Quotes of the Morning: All About the Love
"I feel strongly that there needs to be voluntary personal savings accounts as a part of the Social Security system. I mean, it's got to be a part of a comprehensive package."
-George ‘Dubya’ Bush, April 28, 2005
"President George W. Bush on Thursday acknowledged that Social Security could be shored up without private accounts in another sign of flexibility about his plan that faces stiff opposition in Congress. 'You can solve the solvency issue without personal accounts,' Bush said in an interview with the Radio-Television News Directors Association."
-Reuters, June 2, 2005
“Let it never be said that Bush can’t change. Shucks, he said that voluntary personal saving accounts just had to be part of the plan, and now he’s saying they don’t. With anyone else I’d call this flip flopping, but with Bush I think that this is just another sign of how much our Glorious Leader is willing to give in order to try to make the world a better place.”
-Skippy
“President Bush granted pardons to seven people Wednesday [...] Those granted pardons Wednesday were […] James Edward Reed, Kaufman, Texas, conspiracy to possess marijuana with intent to distribute, sentenced January 1975 to 18 months in prison and two years special parole.”
-Associated Press, June 8, 2005
You see.. Bush is turning over a new leaf (so to speak). He’s being more forgiving towards those who distribute drugs. I mean heck, he forgave one guy for dealing pot in the 70s (back in Dubya’s party years in Texas), and then this..”
-Skippy
“Federal prosecutors, wrapping up a drawn-out lawsuit against the tobacco industry, are demanding only a fraction of the $130 billion that the government initially envisioned cigarette makers would have to spend on smoking cessation programs. […] Federal prosecutors said they were willing, instead, to accept a penalty of only about $10 billion, for a five-year program to help people kick the habit.”

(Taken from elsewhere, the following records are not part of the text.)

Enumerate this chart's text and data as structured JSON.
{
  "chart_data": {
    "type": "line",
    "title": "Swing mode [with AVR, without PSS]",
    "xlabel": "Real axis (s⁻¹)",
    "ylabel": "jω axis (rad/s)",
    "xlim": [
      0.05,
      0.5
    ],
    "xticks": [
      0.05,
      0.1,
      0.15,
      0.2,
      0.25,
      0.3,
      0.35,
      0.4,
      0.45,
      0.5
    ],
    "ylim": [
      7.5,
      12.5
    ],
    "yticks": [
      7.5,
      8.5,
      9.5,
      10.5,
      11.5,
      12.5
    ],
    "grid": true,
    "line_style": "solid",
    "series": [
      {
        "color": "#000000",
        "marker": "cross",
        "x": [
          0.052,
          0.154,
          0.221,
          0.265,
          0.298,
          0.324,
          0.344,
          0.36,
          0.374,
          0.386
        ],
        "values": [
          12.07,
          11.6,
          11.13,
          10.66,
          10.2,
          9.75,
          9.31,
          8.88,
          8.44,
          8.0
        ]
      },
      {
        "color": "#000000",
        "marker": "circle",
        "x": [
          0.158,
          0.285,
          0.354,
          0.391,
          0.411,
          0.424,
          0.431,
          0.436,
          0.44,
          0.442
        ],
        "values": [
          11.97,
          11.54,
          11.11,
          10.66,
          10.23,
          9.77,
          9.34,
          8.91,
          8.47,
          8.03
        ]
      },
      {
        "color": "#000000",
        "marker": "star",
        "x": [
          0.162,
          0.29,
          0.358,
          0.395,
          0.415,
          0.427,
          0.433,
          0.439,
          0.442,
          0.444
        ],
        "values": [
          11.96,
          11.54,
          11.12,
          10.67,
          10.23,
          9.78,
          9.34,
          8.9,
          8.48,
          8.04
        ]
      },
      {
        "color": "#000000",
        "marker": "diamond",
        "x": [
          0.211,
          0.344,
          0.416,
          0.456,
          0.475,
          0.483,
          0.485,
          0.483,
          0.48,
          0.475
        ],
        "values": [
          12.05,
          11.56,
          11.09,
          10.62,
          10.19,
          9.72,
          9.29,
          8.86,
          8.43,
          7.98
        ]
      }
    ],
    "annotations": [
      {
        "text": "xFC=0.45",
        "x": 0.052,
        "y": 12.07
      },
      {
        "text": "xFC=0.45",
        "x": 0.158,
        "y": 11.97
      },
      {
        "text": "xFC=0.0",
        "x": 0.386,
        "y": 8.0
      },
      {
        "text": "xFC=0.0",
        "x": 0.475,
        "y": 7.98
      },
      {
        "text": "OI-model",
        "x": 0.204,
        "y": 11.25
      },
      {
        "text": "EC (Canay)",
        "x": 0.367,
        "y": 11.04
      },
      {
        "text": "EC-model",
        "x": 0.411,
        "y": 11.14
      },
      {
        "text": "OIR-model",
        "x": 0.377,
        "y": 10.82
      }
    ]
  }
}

-Associated Press, June 8, 2005
“See? All about forgiveness and love. Some cynics might think that this is just payback for the $41 million dollars given to Republican Party candidates between 1990 and 2004 by the tobacco companies, or the $7 million dollars given to Republican candidates between 1997 and 2005 by the Tobacco PAC, or the $6.3 million in soft dollars given by the tobacco industry to the RNC between 1997 to 2002, or the $1.5 million given by the tobacco companies to the 2000 Bush-Cheney inauguration, or even the $113 million that the tobacco industry spent on lobbying the government between 1999 and June of 2004, but they’d be wrong. It’s all about the forgiveness and love that Dear Leader shows us every day.”